Когда маменька и папенька спрашивали у гувернантки:
— Ну, что, милая Любовь Петровна, успевает ли наша Катенька? довольны ли вы ею?
Гувернантка, как девица тонкая и хитрая, обыкновенно отвечала:
— Я вам скажу по совести, что такого понятливого, благонравного и милого дитяти я еще и не видала. Вот и у княгини Кугушевой Наденька прекрасный ребенок: но ее, по способностям, и сравнить невозможно с вашей Катечкой. Ваша Катечка — феномен! Признаюсь, я ни к одной еще из моих воспитанниц не была так привязана, как к ней. В продолжение года она сделала такие успехи во французском языке, что просто невероятно!
Своим поведением и в особенности такими похвалами Кате, повторявшимися очень часто, гувернантка приобрела совершенную доверенность и любовь ее родителей.

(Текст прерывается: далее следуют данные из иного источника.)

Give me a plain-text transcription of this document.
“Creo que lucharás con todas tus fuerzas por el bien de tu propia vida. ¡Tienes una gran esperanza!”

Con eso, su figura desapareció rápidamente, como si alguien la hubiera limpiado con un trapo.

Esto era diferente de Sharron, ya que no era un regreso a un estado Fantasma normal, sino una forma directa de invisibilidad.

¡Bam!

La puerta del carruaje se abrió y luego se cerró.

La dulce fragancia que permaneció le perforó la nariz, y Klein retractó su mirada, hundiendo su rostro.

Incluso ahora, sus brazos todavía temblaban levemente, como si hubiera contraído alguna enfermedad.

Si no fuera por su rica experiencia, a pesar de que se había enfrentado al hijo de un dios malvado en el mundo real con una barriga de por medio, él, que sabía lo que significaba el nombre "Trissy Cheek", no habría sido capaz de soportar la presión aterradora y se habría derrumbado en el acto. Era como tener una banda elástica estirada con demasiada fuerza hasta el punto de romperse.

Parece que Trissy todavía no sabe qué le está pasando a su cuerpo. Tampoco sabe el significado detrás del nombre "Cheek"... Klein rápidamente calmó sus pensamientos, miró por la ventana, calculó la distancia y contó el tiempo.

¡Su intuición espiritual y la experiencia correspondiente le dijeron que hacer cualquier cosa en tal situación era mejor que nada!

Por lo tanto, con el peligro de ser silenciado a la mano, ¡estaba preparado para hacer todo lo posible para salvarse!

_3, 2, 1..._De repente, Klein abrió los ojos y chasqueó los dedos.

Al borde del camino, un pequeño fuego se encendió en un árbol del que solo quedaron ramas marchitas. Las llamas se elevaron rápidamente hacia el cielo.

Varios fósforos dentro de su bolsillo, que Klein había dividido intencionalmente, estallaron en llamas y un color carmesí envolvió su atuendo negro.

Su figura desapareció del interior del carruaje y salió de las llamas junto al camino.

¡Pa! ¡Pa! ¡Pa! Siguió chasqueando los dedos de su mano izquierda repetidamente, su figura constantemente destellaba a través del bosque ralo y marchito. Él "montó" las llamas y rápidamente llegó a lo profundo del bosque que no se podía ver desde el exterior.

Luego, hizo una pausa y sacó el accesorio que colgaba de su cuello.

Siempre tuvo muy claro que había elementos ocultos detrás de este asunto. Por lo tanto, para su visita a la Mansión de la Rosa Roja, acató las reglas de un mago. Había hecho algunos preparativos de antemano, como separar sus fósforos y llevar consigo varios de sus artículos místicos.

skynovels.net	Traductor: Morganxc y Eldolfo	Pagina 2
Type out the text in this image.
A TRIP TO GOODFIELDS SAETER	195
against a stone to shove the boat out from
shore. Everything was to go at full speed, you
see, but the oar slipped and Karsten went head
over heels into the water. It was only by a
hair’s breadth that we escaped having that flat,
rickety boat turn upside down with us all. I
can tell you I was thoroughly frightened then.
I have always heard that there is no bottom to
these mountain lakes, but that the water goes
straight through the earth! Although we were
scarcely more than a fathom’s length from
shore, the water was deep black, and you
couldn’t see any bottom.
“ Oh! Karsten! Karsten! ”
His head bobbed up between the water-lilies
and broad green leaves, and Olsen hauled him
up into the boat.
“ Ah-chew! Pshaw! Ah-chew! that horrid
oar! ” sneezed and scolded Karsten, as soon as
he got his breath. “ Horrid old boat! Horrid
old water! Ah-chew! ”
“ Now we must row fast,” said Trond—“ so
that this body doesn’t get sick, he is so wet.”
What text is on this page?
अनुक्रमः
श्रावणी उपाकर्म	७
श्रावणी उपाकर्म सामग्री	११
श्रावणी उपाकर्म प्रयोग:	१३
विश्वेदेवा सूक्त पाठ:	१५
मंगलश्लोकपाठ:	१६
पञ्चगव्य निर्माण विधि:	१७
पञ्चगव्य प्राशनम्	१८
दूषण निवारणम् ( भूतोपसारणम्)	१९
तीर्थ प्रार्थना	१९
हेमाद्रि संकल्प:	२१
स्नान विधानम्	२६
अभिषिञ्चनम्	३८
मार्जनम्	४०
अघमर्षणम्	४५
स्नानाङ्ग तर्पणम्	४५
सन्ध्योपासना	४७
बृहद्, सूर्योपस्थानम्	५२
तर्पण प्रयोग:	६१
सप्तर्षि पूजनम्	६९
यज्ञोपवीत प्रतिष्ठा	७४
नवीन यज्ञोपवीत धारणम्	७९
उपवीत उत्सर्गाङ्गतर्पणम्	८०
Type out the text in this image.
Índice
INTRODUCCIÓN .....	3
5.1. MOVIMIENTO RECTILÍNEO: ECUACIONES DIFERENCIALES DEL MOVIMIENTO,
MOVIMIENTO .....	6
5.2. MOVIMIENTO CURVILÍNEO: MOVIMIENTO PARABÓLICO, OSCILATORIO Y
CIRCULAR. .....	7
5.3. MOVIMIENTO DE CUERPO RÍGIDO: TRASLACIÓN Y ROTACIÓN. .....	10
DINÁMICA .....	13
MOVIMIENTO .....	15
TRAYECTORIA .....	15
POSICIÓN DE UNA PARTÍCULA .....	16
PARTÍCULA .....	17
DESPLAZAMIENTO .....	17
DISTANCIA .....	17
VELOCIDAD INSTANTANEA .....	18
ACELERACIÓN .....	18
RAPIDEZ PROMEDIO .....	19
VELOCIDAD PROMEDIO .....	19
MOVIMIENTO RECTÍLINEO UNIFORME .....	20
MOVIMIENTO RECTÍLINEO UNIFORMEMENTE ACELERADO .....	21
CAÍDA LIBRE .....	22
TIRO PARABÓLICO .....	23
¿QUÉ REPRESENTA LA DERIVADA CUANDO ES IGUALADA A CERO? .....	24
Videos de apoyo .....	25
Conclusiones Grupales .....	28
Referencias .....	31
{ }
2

Гувернантка обладала замечательным даром слова, то есть сплетничала немилосердно. Надобно заметить, что Лизавета Ивановна, несмотря на доброту своего сердца, чувствовала также некоторое поползновение к сплетням, подобно всем барыням, и поэтому находила несказанное удовольствие в обществе Любови Петровны. Гувернантка получила значение в доме. Она завела между дворовыми девками двух фавориток: Машку и Соньку и приняла под свое покровительство одного лакея, Фомку, который в особенности подольщался к ней, — объявив остальным девкам и лакеям войну непримиримую. На этих остальных она беспрестанно наговаривала и жаловалась то барину, то барыне. Дворня пришла в волнение…
Девки передрались и перессорились между собою, лакеи грозились отдубасить Фомку и называли его шиматоном.
Няня ненавидела гувернантку (няни вообще ненавидят гувернанток) и приходила в ужасное негодование при одном ее имени.
— И говорить-то о ней не хочу. Вот ей — тьфу! (Няня плевала.) Ее дело только каверзничать… да вот погоди ты у меня! (Няня грозила пальцем.) Я выведу твои шашни на чистую воду. Дай срок! Будешь ты у меня с офицерами перемигиваться.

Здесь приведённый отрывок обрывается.